HALO DEMAK – Pencalonan kepala daerah dari jalur independen, rupanya tidak diminati oleh para politikus di Kabupaten Demak.
Terbukti hingga Minggu 12 Mei 2024 pukul 23.59 WIB, Komisi Pemilihan Umum (KPU) Kabupaten Demak, tidak menerima satu pun berkas dukungan, calon kepala daerah dari jalur ini.

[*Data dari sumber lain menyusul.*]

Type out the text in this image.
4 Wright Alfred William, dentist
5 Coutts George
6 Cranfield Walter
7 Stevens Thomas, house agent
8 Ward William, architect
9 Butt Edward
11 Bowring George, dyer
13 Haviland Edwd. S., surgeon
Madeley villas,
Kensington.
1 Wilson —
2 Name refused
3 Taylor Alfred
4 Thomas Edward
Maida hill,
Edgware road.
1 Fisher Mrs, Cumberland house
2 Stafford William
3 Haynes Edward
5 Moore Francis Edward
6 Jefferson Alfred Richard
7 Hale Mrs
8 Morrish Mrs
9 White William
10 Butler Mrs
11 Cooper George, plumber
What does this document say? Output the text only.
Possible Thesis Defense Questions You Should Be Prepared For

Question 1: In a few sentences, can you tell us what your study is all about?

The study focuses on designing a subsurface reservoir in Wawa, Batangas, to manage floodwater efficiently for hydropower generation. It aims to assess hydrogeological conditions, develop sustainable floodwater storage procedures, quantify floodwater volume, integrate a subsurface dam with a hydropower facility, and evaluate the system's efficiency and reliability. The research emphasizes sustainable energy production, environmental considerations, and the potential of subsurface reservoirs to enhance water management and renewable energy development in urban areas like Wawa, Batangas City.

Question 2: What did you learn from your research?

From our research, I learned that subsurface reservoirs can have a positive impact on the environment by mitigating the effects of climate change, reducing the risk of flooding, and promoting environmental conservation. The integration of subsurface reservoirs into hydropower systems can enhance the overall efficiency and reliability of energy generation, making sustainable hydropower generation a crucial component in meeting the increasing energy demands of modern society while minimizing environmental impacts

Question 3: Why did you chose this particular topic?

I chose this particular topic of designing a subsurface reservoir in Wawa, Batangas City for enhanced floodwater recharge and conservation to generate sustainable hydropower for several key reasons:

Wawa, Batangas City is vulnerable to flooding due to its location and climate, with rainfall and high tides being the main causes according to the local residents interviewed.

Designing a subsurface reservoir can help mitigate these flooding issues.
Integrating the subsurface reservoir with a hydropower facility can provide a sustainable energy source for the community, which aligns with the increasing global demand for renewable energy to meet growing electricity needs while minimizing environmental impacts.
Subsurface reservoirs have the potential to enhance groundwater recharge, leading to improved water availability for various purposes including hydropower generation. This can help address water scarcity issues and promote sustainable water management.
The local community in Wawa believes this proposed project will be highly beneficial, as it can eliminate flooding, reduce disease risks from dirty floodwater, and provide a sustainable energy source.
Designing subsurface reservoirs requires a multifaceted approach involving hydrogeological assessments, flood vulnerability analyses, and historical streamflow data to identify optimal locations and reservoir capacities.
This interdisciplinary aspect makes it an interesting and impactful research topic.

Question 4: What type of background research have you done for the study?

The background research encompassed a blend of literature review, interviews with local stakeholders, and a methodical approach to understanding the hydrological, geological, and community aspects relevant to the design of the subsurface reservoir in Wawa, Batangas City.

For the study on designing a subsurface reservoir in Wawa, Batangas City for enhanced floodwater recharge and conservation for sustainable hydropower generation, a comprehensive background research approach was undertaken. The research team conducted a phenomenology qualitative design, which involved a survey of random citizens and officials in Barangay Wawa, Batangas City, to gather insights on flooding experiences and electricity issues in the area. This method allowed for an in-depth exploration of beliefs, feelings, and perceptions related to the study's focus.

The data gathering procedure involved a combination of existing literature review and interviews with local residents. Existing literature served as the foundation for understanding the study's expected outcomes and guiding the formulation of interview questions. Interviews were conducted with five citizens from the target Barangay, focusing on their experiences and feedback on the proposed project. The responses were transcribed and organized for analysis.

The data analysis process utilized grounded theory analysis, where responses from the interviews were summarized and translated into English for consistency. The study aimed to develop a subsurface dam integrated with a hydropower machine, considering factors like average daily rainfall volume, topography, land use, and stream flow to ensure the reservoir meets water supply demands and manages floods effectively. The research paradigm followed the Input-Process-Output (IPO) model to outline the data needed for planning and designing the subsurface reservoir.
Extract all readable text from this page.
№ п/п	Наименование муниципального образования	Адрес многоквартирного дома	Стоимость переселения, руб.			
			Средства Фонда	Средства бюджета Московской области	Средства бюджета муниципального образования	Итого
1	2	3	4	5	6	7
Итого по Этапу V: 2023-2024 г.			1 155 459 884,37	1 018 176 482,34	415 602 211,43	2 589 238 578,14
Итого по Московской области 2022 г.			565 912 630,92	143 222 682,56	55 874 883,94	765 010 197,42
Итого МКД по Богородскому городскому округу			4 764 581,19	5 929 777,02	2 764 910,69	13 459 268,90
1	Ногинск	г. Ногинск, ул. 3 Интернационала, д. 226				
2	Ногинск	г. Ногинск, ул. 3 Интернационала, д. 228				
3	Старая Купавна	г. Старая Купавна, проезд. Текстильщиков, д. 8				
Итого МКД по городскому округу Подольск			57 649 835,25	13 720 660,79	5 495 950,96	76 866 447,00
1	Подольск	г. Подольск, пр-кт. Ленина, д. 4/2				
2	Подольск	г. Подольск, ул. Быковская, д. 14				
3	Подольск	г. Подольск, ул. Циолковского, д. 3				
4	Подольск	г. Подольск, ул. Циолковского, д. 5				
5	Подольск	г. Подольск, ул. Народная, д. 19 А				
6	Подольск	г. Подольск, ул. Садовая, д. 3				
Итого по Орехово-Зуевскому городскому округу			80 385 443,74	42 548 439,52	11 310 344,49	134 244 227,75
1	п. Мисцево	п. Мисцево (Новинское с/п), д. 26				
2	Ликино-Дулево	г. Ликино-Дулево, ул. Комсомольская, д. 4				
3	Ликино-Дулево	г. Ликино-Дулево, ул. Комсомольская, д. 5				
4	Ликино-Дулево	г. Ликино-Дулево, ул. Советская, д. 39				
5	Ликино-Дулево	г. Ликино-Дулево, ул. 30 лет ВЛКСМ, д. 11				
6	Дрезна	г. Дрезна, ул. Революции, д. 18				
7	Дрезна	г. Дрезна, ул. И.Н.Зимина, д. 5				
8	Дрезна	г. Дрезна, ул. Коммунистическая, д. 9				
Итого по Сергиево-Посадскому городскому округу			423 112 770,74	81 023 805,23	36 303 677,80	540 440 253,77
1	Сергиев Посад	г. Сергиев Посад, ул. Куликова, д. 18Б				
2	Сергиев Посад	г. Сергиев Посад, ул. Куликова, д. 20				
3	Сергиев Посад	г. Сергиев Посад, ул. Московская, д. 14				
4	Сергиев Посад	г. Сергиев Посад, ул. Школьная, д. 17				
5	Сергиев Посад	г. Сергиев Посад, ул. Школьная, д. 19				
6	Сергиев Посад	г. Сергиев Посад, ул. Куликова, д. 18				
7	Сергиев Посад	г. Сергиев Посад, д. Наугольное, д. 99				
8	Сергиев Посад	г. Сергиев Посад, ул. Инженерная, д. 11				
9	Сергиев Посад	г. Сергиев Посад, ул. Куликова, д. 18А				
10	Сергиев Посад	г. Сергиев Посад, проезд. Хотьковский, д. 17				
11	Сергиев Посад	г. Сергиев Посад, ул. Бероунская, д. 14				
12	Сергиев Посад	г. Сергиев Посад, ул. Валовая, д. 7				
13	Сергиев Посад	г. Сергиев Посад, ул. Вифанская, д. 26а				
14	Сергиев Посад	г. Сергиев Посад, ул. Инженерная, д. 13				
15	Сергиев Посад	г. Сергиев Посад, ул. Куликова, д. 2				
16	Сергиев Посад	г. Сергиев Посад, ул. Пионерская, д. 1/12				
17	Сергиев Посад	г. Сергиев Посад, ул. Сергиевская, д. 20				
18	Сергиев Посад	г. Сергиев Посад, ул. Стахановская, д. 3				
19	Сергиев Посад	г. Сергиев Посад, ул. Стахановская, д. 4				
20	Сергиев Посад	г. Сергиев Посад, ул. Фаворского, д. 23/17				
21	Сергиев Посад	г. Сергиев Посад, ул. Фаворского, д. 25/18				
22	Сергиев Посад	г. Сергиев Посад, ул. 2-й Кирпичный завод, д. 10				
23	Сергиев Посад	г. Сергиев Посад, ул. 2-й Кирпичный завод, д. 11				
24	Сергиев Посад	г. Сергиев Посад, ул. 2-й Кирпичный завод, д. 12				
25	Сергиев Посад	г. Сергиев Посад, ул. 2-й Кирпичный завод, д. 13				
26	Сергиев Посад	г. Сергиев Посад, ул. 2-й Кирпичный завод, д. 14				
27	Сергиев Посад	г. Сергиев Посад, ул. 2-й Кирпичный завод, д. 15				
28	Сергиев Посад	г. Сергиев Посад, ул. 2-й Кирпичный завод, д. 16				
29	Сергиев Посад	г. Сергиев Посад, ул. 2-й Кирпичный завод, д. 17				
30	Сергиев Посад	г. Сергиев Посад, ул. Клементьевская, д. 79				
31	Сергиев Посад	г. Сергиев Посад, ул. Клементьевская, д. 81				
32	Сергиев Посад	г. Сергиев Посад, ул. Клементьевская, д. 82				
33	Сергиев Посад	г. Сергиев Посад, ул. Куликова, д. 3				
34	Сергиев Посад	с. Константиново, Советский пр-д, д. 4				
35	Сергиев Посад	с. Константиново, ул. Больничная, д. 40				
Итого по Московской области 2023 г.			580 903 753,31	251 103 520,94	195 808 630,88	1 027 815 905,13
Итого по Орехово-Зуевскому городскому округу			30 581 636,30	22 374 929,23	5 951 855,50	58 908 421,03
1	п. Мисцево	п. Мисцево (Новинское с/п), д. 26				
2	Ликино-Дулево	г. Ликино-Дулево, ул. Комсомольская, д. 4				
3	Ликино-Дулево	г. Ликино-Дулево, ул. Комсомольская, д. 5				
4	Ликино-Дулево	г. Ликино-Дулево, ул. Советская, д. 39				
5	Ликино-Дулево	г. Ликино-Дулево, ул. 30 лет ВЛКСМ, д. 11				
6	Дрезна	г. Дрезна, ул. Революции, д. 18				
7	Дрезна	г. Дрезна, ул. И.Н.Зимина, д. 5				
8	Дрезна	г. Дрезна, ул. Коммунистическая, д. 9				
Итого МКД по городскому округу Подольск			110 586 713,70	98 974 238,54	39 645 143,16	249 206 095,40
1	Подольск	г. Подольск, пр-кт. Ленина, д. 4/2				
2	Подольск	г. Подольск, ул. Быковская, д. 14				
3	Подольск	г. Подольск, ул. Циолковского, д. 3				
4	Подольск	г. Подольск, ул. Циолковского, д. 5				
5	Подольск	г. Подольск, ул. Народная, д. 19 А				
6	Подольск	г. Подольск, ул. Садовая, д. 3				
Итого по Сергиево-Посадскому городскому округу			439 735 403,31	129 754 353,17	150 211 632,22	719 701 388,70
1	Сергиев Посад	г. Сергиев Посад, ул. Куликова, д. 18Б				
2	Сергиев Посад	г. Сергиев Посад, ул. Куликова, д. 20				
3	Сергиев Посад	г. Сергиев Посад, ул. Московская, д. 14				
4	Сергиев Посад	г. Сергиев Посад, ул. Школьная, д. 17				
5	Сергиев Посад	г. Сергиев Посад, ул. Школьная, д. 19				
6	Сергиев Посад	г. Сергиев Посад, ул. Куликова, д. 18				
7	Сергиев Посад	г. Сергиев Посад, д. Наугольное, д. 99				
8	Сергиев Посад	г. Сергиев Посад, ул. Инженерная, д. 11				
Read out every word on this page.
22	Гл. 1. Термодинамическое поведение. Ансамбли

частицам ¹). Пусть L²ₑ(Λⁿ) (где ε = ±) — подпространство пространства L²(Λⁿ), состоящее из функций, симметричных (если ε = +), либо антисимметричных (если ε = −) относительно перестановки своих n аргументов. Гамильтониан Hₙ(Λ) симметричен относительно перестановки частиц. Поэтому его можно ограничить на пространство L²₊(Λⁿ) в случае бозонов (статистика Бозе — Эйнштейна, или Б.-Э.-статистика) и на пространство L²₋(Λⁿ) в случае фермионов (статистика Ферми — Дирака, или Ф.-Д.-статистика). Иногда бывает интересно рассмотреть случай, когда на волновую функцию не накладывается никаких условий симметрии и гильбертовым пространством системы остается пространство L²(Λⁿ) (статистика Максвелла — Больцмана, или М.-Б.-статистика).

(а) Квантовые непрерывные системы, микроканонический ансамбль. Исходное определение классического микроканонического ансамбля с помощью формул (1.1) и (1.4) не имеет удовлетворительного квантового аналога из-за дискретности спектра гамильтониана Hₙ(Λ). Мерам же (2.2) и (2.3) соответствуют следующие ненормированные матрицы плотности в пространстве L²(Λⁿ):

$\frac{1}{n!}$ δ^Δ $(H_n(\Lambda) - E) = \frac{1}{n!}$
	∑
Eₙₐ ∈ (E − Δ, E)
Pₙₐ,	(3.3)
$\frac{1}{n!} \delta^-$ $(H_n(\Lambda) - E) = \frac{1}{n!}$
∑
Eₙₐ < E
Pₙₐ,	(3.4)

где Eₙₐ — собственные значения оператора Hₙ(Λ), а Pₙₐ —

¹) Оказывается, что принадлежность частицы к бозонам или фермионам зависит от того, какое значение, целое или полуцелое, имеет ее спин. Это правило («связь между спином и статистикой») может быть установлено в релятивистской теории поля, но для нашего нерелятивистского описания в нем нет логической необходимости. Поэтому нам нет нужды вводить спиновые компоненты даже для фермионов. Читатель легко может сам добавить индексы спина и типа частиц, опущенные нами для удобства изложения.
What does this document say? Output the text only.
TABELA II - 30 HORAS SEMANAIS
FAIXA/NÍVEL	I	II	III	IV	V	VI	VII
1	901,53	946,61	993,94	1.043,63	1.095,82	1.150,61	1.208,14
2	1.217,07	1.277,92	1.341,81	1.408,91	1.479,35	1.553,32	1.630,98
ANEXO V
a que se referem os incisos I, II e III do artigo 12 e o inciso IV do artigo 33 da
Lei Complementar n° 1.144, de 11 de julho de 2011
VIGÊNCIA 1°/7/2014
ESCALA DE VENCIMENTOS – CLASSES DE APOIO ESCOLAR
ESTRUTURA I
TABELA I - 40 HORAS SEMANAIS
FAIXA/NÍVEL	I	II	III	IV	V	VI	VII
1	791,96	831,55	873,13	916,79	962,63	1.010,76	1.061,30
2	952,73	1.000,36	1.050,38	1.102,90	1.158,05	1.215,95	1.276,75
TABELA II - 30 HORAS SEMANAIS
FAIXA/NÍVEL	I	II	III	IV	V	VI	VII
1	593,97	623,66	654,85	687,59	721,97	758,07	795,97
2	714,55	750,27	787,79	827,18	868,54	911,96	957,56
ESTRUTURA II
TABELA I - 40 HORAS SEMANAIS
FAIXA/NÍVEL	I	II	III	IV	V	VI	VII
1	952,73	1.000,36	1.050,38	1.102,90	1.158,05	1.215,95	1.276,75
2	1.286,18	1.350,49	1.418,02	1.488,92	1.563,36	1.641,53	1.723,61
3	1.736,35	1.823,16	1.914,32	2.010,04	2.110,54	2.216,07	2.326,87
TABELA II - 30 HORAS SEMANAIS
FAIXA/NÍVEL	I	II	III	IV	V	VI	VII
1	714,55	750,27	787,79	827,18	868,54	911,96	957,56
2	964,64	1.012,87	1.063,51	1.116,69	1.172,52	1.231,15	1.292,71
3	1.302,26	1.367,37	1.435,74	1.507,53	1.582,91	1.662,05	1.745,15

“Proses pendaftaran ini dibuka sejak 8 Mei dan berakhir tepat pada tanggal 12 Mei. Kami tidak menerima satupun pendaftaran calon independen,” kata Ketua KPU Kabupaten Demak, Siti Ulfaati, Selasa (14/5/2024).
Dari informasi yang diperoleh, terdapat dua orang yang sempat mengambil formulir pendaftaran melalui Sistem Informasi Online KPU (Silonkada). Namun kedua individu tersebut tidak melanjutkan proses pendaftaran.
Pencalonan independen memang dikenal memiliki syarat yang ketat, di mana setiap calon harus mengumpulkan dukungan minimal dari 67.268 pemegang KTP yang tersebar di delapan kecamatan dengan ketentuan minimal 3% dukungan dari jumlah penduduk di setiap kecamatan tersebut.
Menurut Ketua Badan Pengawas Pemilu (Bawaslu) Demak, Ulin Nuha, salah satu penyebab tidak adanya pendaftar adalah periode sosialisasi dan pengumpulan dukungan yang relatif singkat.
“Kurangnya waktu sosialisasi dan batas akhir penyerahan yang cukup mepet membuat calon independen sulit untuk memenuhi syarat yang ditentukan”, jelas Ulin Nuha, seperti dirilis demakkab.go.id.
Dengan tidak adanya calon independen yang terdaftar, Pilkada Demak tahun 2024 diprediksi hanya akan diikuti oleh calon-calon yang diusung oleh partai politik.
KPU RI telah mengeluarkan surat edaran Nomor 676 tentang jadwal dan prosedur pendaftaran, yang telah dilaksanakan oleh KPU daerah sesuai dengan ketentuan yang ada. (HS-08).